Comparison of 2D and 3D attention mechanisms for human (collective) activity recognition


ZALLUHOĞLU C., İKİZLER CİNBİŞ N.

SIGNAL IMAGE AND VIDEO PROCESSING, vol.16, no.4, pp.865-872, 2022 (SCI-Expanded) identifier identifier

  • Publication Type: Article / Article
  • Volume: 16 Issue: 4
  • Publication Date: 2022
  • Doi Number: 10.1007/s11760-021-02028-8
  • Journal Name: SIGNAL IMAGE AND VIDEO PROCESSING
  • Journal Indexes: Science Citation Index Expanded (SCI-EXPANDED), Scopus, Compendex, INSPEC, zbMATH
  • Page Numbers: pp.865-872
  • Keywords: Collective activity recognition, Action recognition, Convolutional neural networks, Attention
  • Hacettepe University Affiliated: Yes

Abstract

In this study, we utilize attention mechanisms to leverage the spatio-temporal information available in videos for the action recognition and collective activity recognition tasks. In this context, we explore 2D and 3D attention mechanisms and investigate their effect on capturing the related action information. To this end, we introduce a framework for incorporating 2D and 3D-attention with two distinct 3D-ConvNets architectures, which are standard 3D-ConvNets (C3D) and inflated 3D-ConvNets (I3D).

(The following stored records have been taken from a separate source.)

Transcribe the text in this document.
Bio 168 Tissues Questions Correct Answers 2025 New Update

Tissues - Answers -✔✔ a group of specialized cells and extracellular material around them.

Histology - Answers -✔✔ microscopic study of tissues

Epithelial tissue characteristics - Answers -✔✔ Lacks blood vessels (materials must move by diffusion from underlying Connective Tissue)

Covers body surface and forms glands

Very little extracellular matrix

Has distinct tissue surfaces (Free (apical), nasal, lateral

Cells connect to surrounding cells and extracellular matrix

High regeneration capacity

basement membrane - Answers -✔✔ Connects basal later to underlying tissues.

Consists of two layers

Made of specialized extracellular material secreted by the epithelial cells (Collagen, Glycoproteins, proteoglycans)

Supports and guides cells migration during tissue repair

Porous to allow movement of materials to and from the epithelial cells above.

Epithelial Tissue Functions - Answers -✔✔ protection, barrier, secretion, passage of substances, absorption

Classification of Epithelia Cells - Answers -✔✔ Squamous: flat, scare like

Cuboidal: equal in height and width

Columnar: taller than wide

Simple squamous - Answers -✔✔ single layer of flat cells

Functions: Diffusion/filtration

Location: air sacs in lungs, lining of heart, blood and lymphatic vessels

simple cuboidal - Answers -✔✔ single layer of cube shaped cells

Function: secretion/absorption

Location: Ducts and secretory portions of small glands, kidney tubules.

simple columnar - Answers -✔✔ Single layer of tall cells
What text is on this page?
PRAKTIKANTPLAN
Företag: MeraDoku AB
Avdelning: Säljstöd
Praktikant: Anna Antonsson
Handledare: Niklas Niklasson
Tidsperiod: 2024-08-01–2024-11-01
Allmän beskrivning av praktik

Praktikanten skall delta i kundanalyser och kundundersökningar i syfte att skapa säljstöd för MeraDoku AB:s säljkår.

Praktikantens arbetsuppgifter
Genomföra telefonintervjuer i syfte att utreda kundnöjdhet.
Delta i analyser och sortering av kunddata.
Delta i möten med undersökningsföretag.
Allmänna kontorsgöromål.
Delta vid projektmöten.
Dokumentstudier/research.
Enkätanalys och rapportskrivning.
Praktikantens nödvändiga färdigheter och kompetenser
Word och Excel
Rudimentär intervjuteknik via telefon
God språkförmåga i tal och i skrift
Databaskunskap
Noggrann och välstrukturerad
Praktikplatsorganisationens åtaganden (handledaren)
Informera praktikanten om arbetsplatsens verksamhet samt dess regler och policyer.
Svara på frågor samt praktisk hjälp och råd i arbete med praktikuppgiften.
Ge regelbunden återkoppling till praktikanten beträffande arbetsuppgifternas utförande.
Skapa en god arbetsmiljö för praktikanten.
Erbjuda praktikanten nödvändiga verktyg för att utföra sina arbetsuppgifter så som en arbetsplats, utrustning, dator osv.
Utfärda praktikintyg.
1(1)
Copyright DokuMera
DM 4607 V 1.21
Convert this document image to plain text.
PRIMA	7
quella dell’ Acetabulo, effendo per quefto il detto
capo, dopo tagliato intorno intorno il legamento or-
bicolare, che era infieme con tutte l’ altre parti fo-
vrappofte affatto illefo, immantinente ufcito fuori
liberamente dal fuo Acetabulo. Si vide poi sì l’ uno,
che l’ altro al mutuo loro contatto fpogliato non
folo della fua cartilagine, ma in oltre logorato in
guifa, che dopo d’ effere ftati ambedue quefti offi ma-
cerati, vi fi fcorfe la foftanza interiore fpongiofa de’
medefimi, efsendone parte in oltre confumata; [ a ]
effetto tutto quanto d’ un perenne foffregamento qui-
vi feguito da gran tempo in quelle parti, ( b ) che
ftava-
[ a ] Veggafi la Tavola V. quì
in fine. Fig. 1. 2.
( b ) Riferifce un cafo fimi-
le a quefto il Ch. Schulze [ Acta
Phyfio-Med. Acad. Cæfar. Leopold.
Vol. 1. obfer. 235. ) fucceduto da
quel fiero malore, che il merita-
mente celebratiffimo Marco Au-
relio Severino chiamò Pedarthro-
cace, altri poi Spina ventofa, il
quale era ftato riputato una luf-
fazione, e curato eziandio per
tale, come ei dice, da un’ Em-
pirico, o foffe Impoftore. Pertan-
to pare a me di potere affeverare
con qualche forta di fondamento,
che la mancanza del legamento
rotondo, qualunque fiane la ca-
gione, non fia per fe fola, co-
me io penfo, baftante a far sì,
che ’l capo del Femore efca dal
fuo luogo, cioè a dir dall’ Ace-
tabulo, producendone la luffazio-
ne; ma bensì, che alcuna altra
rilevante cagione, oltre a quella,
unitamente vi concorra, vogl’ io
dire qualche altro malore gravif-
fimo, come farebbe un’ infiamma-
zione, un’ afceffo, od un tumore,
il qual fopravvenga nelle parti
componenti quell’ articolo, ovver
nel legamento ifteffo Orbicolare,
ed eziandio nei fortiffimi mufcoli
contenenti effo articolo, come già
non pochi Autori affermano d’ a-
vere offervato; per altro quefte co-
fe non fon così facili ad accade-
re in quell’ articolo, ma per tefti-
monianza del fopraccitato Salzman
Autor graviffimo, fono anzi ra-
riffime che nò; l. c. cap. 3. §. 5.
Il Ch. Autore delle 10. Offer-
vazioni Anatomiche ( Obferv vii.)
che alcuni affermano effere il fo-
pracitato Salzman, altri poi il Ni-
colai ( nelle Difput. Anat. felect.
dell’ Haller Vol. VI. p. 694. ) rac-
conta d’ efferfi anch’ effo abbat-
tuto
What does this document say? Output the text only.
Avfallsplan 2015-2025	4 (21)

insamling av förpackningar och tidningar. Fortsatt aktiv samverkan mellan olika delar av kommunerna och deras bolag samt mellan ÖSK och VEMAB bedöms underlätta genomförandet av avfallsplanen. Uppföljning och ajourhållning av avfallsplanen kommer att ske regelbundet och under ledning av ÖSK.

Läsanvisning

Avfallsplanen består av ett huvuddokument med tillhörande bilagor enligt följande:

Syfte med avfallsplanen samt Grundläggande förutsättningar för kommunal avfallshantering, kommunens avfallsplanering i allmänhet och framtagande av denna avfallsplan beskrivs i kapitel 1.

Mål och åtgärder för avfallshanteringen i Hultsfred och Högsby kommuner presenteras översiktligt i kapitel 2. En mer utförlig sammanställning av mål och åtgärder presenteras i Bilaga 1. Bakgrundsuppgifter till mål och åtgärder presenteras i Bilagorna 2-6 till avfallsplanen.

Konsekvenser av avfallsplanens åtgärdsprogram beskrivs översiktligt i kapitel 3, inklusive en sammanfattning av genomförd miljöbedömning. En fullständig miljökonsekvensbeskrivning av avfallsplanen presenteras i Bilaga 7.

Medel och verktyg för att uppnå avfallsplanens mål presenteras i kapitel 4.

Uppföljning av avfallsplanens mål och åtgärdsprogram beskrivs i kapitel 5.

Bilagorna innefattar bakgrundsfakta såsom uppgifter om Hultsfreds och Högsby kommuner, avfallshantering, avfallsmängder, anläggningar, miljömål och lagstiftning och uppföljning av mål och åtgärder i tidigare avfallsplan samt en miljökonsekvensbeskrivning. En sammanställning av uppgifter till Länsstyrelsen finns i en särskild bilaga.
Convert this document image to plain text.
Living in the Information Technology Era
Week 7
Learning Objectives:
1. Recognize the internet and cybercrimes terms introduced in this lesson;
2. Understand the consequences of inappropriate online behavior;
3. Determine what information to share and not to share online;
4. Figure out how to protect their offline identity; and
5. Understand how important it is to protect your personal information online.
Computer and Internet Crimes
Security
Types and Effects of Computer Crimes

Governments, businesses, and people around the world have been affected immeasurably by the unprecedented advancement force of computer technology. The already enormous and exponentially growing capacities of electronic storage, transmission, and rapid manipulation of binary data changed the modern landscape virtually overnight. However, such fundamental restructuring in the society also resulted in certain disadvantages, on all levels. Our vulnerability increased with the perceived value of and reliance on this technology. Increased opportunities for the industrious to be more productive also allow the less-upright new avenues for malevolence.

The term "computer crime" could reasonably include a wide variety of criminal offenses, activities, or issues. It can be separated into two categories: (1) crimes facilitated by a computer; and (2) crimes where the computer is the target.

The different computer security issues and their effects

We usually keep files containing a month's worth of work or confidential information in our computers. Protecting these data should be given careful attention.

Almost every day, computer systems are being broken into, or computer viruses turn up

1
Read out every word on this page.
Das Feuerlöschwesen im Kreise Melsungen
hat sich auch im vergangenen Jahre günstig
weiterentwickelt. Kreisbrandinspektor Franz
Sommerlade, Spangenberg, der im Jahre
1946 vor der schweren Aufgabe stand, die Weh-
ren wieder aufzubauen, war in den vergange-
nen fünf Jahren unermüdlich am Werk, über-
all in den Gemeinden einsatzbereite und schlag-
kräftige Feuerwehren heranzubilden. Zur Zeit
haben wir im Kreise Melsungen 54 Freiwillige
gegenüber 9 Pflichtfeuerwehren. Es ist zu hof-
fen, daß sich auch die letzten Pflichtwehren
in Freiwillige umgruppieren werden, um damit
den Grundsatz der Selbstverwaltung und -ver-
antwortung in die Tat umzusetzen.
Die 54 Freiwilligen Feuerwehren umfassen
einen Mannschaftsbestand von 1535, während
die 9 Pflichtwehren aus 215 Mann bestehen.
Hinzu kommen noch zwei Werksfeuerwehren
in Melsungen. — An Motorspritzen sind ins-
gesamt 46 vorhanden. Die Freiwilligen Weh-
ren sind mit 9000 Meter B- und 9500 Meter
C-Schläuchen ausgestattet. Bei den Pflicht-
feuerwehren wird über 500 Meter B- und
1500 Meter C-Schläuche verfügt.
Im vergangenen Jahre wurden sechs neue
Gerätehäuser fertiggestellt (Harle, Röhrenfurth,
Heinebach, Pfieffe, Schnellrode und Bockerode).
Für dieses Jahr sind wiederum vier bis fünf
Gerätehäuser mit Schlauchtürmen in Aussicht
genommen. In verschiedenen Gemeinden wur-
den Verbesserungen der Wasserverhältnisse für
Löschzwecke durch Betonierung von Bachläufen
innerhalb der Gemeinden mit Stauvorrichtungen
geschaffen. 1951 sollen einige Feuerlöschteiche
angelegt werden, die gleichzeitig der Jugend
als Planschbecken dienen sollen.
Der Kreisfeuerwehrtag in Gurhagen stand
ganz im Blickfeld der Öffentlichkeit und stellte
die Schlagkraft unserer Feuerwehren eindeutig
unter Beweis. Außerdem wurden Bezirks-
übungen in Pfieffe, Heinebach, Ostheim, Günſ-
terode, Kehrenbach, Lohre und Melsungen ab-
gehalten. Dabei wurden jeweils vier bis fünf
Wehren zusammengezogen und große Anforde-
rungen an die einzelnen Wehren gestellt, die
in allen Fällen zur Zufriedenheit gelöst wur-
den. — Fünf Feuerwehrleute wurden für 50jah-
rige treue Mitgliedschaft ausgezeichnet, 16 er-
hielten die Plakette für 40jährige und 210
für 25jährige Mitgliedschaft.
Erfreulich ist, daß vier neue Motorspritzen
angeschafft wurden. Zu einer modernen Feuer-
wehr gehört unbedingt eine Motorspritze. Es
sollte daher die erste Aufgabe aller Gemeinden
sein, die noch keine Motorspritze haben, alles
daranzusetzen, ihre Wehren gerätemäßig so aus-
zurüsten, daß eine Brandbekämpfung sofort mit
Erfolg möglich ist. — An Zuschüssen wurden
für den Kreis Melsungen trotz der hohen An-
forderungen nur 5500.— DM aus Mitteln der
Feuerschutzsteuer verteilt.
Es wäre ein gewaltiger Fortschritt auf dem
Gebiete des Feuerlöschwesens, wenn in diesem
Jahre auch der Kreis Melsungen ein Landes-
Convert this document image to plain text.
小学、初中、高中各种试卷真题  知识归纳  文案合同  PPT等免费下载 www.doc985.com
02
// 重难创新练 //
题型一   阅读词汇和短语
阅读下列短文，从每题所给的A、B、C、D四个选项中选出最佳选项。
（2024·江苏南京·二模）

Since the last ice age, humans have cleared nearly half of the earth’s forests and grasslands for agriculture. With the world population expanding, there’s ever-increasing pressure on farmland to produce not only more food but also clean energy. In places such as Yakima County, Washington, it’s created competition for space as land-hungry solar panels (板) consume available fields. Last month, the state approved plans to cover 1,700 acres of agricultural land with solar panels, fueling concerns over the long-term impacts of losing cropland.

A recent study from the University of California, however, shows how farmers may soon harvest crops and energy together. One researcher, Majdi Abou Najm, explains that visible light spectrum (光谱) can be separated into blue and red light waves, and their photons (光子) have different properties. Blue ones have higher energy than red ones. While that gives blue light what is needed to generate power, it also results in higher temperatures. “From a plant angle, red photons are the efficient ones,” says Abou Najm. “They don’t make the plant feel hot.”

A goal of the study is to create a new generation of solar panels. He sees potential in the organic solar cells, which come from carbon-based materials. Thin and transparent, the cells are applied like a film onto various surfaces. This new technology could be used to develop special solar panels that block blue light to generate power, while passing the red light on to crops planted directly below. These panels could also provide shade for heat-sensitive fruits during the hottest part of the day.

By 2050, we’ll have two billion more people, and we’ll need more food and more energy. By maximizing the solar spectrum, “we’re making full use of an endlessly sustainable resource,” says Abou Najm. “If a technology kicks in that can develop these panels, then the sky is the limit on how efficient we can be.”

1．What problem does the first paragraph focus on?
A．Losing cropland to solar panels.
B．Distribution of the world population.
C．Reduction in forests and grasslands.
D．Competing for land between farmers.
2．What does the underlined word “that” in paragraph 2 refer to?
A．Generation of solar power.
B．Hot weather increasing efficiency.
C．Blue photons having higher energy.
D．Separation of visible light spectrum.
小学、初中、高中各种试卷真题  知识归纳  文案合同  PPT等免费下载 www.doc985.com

We evaluate this framework on four benchmark datasets; UCF101, and HMDB51 for action recognition and CAD and C-Sports for collective activity recognition. Experimental results show that the 3D attention-based ConvNets improves the performance on all datasets when compared to the architectures that do not leverage any attention mechanism. Our results also indicate that 3D attention mechanism yields higher recognition performance compared to its 2D attention counterpart.